Here, we present the observation of experimental signatures consistent with various interaction-driven phases in biased Bernal bilayer graphene. At hole doping, trigonal warping is very pronounced, leading to regions with annular Fermi surfaces [1]. Our observations include the fractional metals of Stoner type. More prominently, we have found competing nontrivial insulating and metallic phases that exhibit intriguing temperature dependences and nonlinear I-V characteristics at zero magnetic fields.
In addition, we report a novel interaction-driven behaviour in the Stoner phases in the electron-doped regime of biased Bernal bilayer graphene in which the energy bands are even flatter and the region of the annular Fermi surface is neglectable [2]. Specifically, we find that the spin- and valley-polarized Stoner phases in this regime exhibit an insulator-like temperature dependence on the conductance. This unexpected behaviour challenges the conventional picture of metallic Stoner magnetism in this system. Furthermore, these Stoner phases feature a nonlinear transport behaviour that is sensitive to the onsets of the Stoner orders. Our results suggest the emergence of exotic correlated orders beyond Stoner ferromagnetism, such as charge density waves or Wigner crystal states.

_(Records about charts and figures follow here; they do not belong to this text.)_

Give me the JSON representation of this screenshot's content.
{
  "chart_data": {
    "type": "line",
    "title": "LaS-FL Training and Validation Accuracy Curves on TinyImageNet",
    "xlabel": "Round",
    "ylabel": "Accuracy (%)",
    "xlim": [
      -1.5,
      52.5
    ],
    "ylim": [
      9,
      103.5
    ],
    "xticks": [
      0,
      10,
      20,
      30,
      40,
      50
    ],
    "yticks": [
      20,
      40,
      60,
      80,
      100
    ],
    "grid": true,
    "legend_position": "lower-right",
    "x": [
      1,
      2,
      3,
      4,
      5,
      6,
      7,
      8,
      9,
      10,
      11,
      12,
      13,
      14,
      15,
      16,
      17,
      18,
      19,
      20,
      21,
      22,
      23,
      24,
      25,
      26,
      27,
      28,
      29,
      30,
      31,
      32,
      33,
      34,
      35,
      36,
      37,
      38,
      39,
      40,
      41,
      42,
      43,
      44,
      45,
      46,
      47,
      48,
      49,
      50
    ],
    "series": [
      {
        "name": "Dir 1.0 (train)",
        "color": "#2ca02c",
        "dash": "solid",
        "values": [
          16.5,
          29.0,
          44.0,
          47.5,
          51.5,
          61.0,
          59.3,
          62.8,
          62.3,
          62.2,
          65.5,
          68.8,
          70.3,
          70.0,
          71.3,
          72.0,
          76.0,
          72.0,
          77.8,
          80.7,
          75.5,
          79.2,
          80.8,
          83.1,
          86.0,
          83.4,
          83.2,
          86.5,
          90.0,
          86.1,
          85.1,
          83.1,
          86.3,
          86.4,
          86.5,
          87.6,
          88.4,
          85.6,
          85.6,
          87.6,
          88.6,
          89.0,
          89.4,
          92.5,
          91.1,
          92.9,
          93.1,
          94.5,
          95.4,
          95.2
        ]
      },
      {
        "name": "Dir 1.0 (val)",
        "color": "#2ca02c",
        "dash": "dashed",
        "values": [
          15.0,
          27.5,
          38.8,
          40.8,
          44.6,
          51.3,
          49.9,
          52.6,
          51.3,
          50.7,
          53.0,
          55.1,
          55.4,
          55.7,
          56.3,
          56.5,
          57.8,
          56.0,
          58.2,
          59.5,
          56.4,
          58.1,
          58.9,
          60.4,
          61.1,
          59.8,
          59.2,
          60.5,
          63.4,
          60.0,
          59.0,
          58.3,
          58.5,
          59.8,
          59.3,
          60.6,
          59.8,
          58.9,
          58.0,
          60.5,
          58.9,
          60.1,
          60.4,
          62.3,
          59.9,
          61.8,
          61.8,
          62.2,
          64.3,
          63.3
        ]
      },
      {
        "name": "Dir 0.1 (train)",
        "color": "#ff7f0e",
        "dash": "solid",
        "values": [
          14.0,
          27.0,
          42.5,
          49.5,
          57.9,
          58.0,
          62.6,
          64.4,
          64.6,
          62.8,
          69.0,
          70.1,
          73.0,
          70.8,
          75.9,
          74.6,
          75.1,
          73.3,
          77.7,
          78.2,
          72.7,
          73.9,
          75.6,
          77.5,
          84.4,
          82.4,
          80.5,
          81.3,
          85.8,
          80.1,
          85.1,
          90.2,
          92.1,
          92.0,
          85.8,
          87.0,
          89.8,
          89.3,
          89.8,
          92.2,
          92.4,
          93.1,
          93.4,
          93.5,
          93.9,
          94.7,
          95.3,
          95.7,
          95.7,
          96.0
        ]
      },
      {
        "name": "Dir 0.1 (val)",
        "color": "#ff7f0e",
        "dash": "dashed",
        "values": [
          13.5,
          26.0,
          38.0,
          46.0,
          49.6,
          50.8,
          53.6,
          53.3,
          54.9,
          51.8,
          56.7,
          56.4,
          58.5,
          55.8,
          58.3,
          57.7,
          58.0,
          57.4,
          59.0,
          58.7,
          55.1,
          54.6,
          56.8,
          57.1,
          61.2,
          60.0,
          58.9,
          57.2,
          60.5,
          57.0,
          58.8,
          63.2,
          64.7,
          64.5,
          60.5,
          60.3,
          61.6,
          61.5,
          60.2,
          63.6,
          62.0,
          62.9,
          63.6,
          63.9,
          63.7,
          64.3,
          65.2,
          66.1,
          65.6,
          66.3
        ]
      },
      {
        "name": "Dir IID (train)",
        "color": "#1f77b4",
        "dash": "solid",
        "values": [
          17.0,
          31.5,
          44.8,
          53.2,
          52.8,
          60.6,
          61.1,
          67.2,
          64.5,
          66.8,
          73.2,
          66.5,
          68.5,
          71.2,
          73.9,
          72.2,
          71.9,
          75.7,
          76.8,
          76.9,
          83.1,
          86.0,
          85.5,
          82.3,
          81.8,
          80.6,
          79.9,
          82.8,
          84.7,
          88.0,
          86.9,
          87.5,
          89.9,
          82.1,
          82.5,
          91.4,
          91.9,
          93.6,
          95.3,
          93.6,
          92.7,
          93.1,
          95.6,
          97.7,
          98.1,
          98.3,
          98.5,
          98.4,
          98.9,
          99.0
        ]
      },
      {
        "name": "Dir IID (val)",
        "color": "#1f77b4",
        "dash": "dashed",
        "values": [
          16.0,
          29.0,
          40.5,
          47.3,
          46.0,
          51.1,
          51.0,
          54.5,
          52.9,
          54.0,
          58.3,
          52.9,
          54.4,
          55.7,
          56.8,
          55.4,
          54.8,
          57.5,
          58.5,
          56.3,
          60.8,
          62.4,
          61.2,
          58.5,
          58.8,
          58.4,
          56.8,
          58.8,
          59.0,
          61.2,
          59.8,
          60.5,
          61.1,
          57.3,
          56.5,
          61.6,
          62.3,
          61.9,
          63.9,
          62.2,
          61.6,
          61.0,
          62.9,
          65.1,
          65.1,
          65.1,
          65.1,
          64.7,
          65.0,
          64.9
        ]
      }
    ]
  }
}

[1] Anna M. Seiler, Fabian R. Geisenhof, Felix Winterer, Kenji Watanabe, Takashi Taniguchi, Tianyi Xu, Fan Zhang, R. Thomas Weitz. Quantum cascade of correlated phases in trigonally warped bilayer graphene. Nature 608, 298-302 (2022)
[2] Anna M. Seiler, Martin Statz, Isabell Weimer, Nils Jacobsen, Kenji Watanabe, Takashi Taniguchi, Zhiyu Dong, Leonid S. Levitov, R. Thomas Weitz. Interaction-driven (quasi-) insulating ground states of gapped electron-doped bilayer graphene. arXiv:2308.00827 (2023)